14 de mayo 2010 - 00:00

Senado aprobó más control a agencias

Washington - El Senado estadounidense aprobó ayer un endurecimiento de las normas que regulan a las agencias de calificación de crédito, que han sido criticadas por no haber advertido los riesgos que acarreaban algunos instrumentos de deuda durante la crisis financiera global. En una votación de 64 a 35, el Senado incorporó la medida al proyecto general de reforma de regulación financiera, el cual podría ser aprobado la próxima semana. La propuesta busca conformar un organismo del Gobierno, supervisado por la Comisión de Valores de EE.UU. (SEC) para asignar a las agencias del sector, como Moody's, Standard & Poor's y Fitch, el emisor de deuda que deben calificar.

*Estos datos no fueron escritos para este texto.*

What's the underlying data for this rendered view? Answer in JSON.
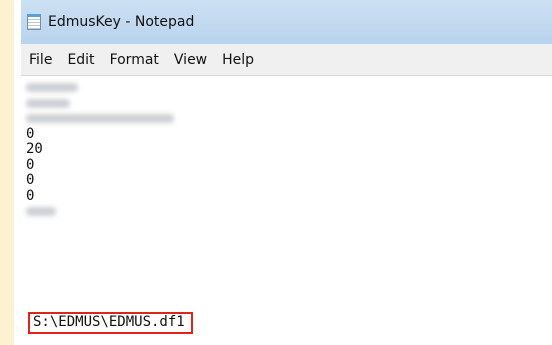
{
  "window": {
    "title": "EdmusKey - Notepad",
    "icon": "notepad-icon"
  },
  "menu": {
    "items": [
      "File",
      "Edit",
      "Format",
      "View",
      "Help"
    ]
  },
  "document": {
    "visible_lines": [
      "0",
      "20",
      "0",
      "0",
      "0"
    ],
    "path_line": "S:\\EDMUS\\EDMUS.df1"
  },
  "colors": {
    "background": "#fdf2cf",
    "highlight_border": "#e0231c"
  }
}
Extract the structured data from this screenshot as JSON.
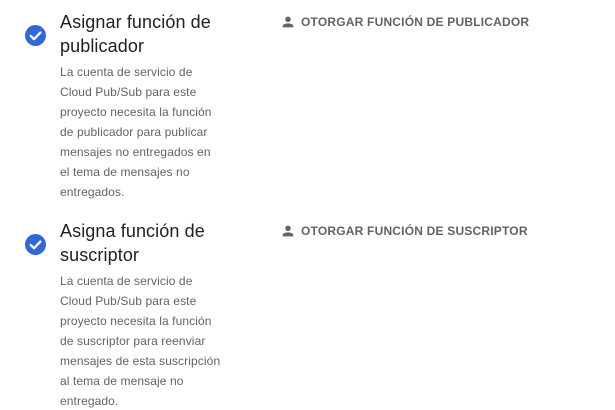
{
  "colors": {
    "check_fill": "#3367d6",
    "title_text": "#202124",
    "secondary_text": "#5f6368"
  },
  "steps": [
    {
      "status_icon": "check-circle-icon",
      "title_lines": [
        "Asignar función de",
        "publicador"
      ],
      "description_lines": [
        "La cuenta de servicio de",
        "Cloud Pub/Sub para este",
        "proyecto necesita la función",
        "de publicador para publicar",
        "mensajes no entregados en",
        "el tema de mensajes no",
        "entregados."
      ],
      "action": {
        "icon": "person-icon",
        "label": "OTORGAR FUNCIÓN DE PUBLICADOR"
      }
    },
    {
      "status_icon": "check-circle-icon",
      "title_lines": [
        "Asigna función de",
        "suscriptor"
      ],
      "description_lines": [
        "La cuenta de servicio de",
        "Cloud Pub/Sub para este",
        "proyecto necesita la función",
        "de suscriptor para reenviar",
        "mensajes de esta suscripción",
        "al tema de mensaje no",
        "entregado."
      ],
      "action": {
        "icon": "person-icon",
        "label": "OTORGAR FUNCIÓN DE SUSCRIPTOR"
      }
    }
  ]
}
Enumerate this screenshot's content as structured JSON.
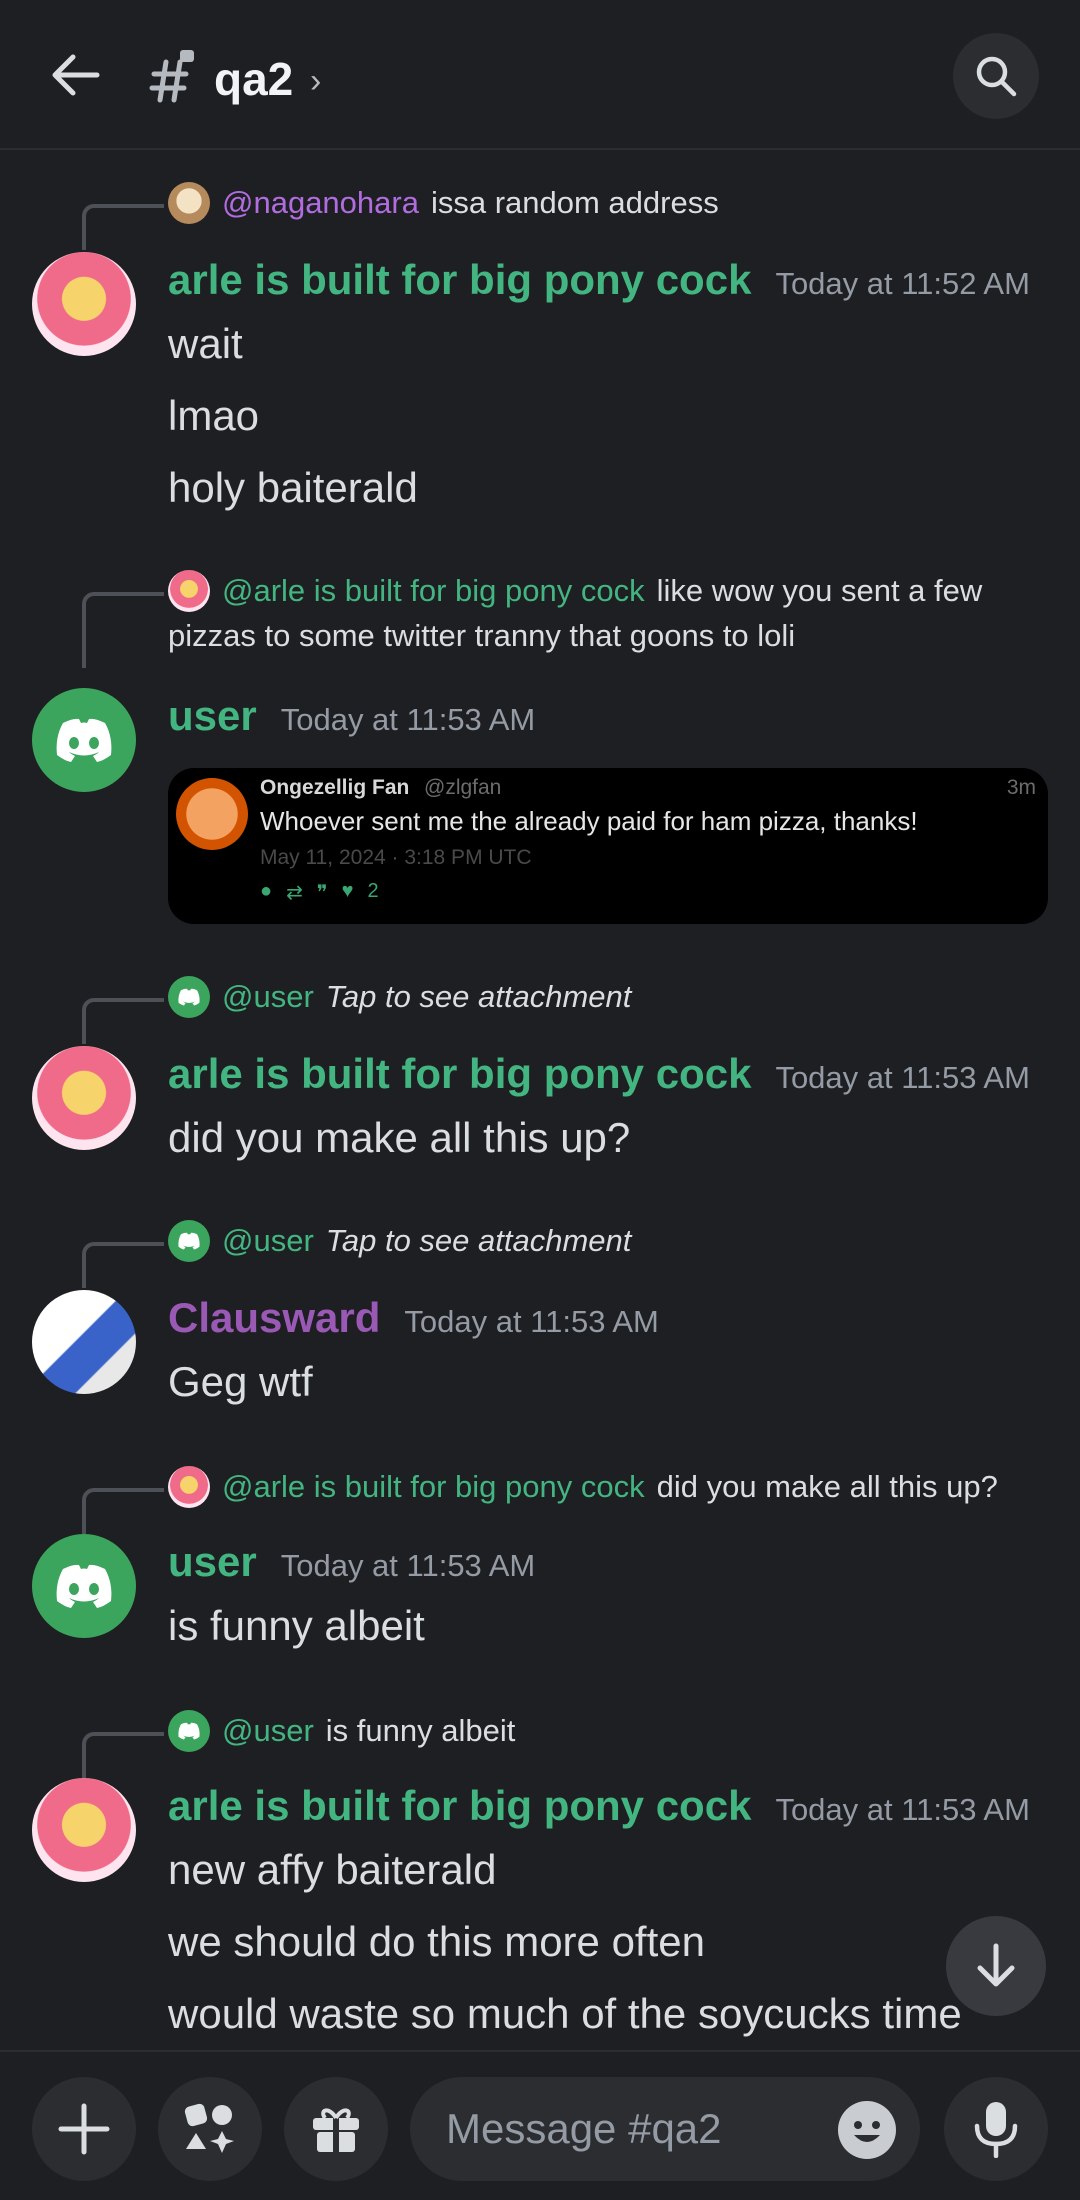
{
  "header": {
    "channel_name": "qa2",
    "chevron": "›"
  },
  "messages": [
    {
      "reply": {
        "mention": "@naganohara",
        "text": "issa random address"
      },
      "author": "arle is built for big pony cock",
      "timestamp": "Today at 11:52 AM",
      "lines": [
        "wait",
        "lmao",
        "holy baiterald"
      ]
    },
    {
      "reply": {
        "mention": "@arle is built for big pony cock",
        "text": "like wow you sent a few",
        "text2": "pizzas to some twitter tranny that goons to loli"
      },
      "author": "user",
      "timestamp": "Today at 11:53 AM",
      "embed": {
        "name": "Ongezellig Fan",
        "handle": "@zlgfan",
        "time": "3m",
        "text": "Whoever sent me the already paid for ham pizza, thanks!",
        "date": "May 11, 2024 · 3:18 PM UTC",
        "likes": "2"
      }
    },
    {
      "reply": {
        "mention": "@user",
        "text": "Tap to see attachment"
      },
      "author": "arle is built for big pony cock",
      "timestamp": "Today at 11:53 AM",
      "lines": [
        "did you make all this up?"
      ]
    },
    {
      "reply": {
        "mention": "@user",
        "text": "Tap to see attachment"
      },
      "author": "Clausward",
      "timestamp": "Today at 11:53 AM",
      "lines": [
        "Geg wtf"
      ]
    },
    {
      "reply": {
        "mention": "@arle is built for big pony cock",
        "text": "did you make all this up?"
      },
      "author": "user",
      "timestamp": "Today at 11:53 AM",
      "lines": [
        "is funny albeit"
      ]
    },
    {
      "reply": {
        "mention": "@user",
        "text": "is funny albeit"
      },
      "author": "arle is built for big pony cock",
      "timestamp": "Today at 11:53 AM",
      "lines": [
        "new affy baiterald",
        "we should do this more often",
        "would waste so much of the soycucks time"
      ]
    }
  ],
  "composer": {
    "placeholder": "Message #qa2"
  },
  "colors": {
    "background": "#1e1f22",
    "green_name": "#43b581",
    "purple_name": "#9b59b6",
    "mention_purple": "#b16ce0",
    "discord_green": "#3ba55d"
  },
  "icons": [
    "back-arrow-icon",
    "channel-hash-icon",
    "search-icon",
    "arrow-down-icon",
    "plus-icon",
    "apps-icon",
    "gift-icon",
    "emoji-icon",
    "microphone-icon",
    "discord-logo-icon"
  ]
}
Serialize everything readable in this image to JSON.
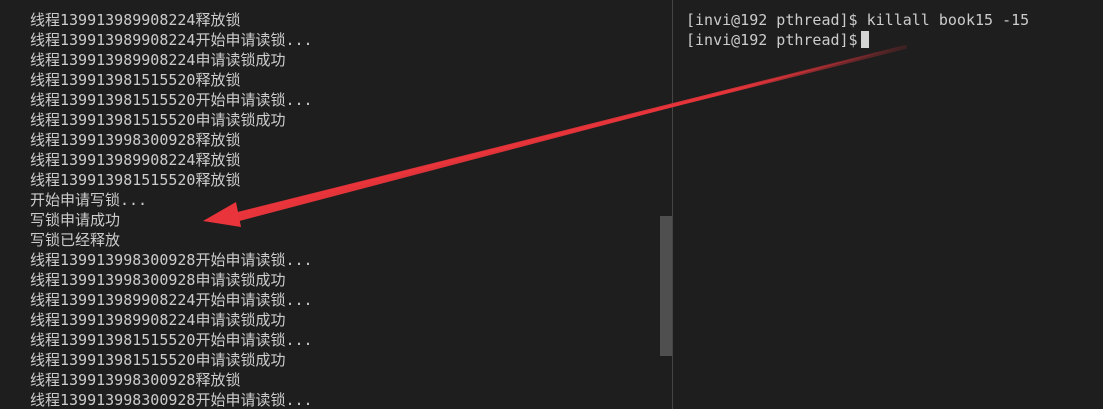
{
  "left_terminal": {
    "lines": [
      "线程139913989908224释放锁",
      "线程139913989908224开始申请读锁...",
      "线程139913989908224申请读锁成功",
      "线程139913981515520释放锁",
      "线程139913981515520开始申请读锁...",
      "线程139913981515520申请读锁成功",
      "线程139913998300928释放锁",
      "线程139913989908224释放锁",
      "线程139913981515520释放锁",
      "开始申请写锁...",
      "写锁申请成功",
      "写锁已经释放",
      "线程139913998300928开始申请读锁...",
      "线程139913998300928申请读锁成功",
      "线程139913989908224开始申请读锁...",
      "线程139913989908224申请读锁成功",
      "线程139913981515520开始申请读锁...",
      "线程139913981515520申请读锁成功",
      "线程139913998300928释放锁",
      "线程139913998300928开始申请读锁..."
    ]
  },
  "right_terminal": {
    "lines": [
      "[invi@192 pthread]$ killall book15 -15",
      "[invi@192 pthread]$"
    ]
  },
  "colors": {
    "background": "#1e1e1e",
    "text": "#cccccc",
    "arrow": "#e8343a",
    "divider": "#444444",
    "scrollbar": "#4f4f4f"
  },
  "icons": {
    "annotation": "red-arrow",
    "cursor": "block-cursor"
  }
}
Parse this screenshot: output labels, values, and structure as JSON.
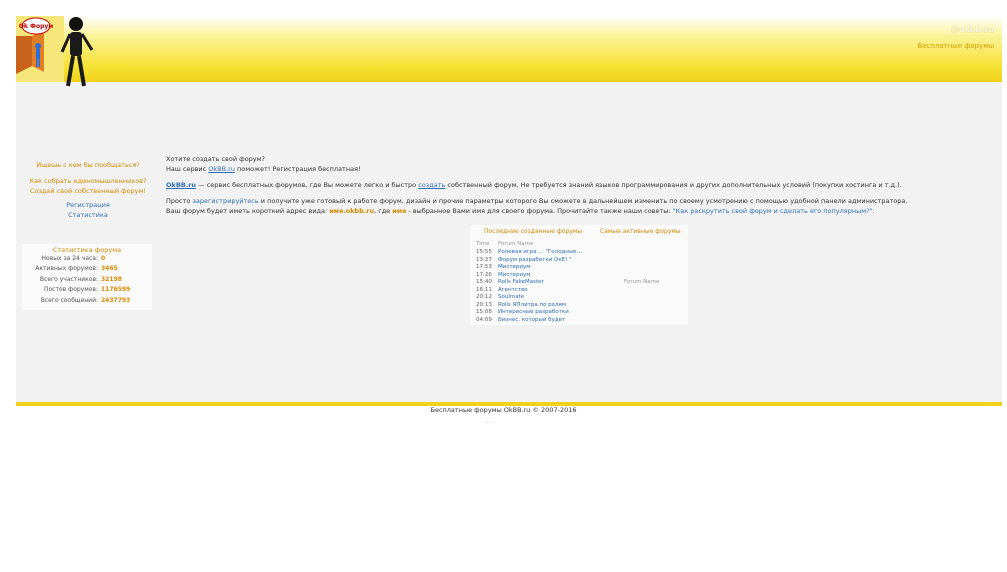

Los que apoyan la iniciativa dicen que la creación de un directorio de calificación de crédito podría reducir la presión que tienen las agencias para poner buenas calificaciones a las firmas que las contratan para ser calificadas. «Hay un conflicto de interés increíble en la industria de las calificaciones de crédito», afirmó el senador demócrata Al Franken en su discurso en el piso del Senado. «Los emisores de obligaciones están pagando las calificaciones crediticias. Andan buscando dónde comprar sus calificaciones», denunció. El directorio de calificación de crédito, que diseñará la SEC, estaría mayormente conformado por grandes inversores, como los fondos de pensiones y fundaciones de beneficencia que dependen de la precisión de las calificaciones para los bonos que compran.

Los fondos de pensiones públicas acusan a S&P, Moody's y Fitch de haber ayudado a causar la crisis financiera mundial otorgando máximas calificaciones a las obligaciones hipotecarias cuyo valor se desplomó junto con el mercado de la vivienda en 2007. Esta semana, CalPERS, el mayor fondo de pensiones públicas de Estados Unidos, ganó un fallo judicial que le permite demandar a las tres principales agencias por haber asignado calificaciones «salvajemente imprecisas e irracionalmente altas», lo que le causó pérdidas por 1.000 millones de dólares.

Desafío

También la medida aprobada en el Senado podría dar a las calificadoras más pequeñas la posibilidad de desafiar el dominio de los tres grandes protagonistas del sector.
Además de la investigación denominada Cuomo (ver aparte) que todavía no se ha cerrado, las indagaciones que durante 18 meses ha desarrollado un comité del Senado aseguran que durante el inicio de la crisis, las calificadoras no disponían de información suficiente sobre los productos hipotecarios, y fueron presionadas por los bancos de inversión para lanzar recomendaciones demasiado optimistas.

Poco antes, el Senado votó por 61 a 38 para pedir a los reguladores como la Corporación Federal de Seguro de los Depósitos que desarrollen sus propios estándares de calidad del crédito, en vez de depender solamente de la evaluación de las agencias.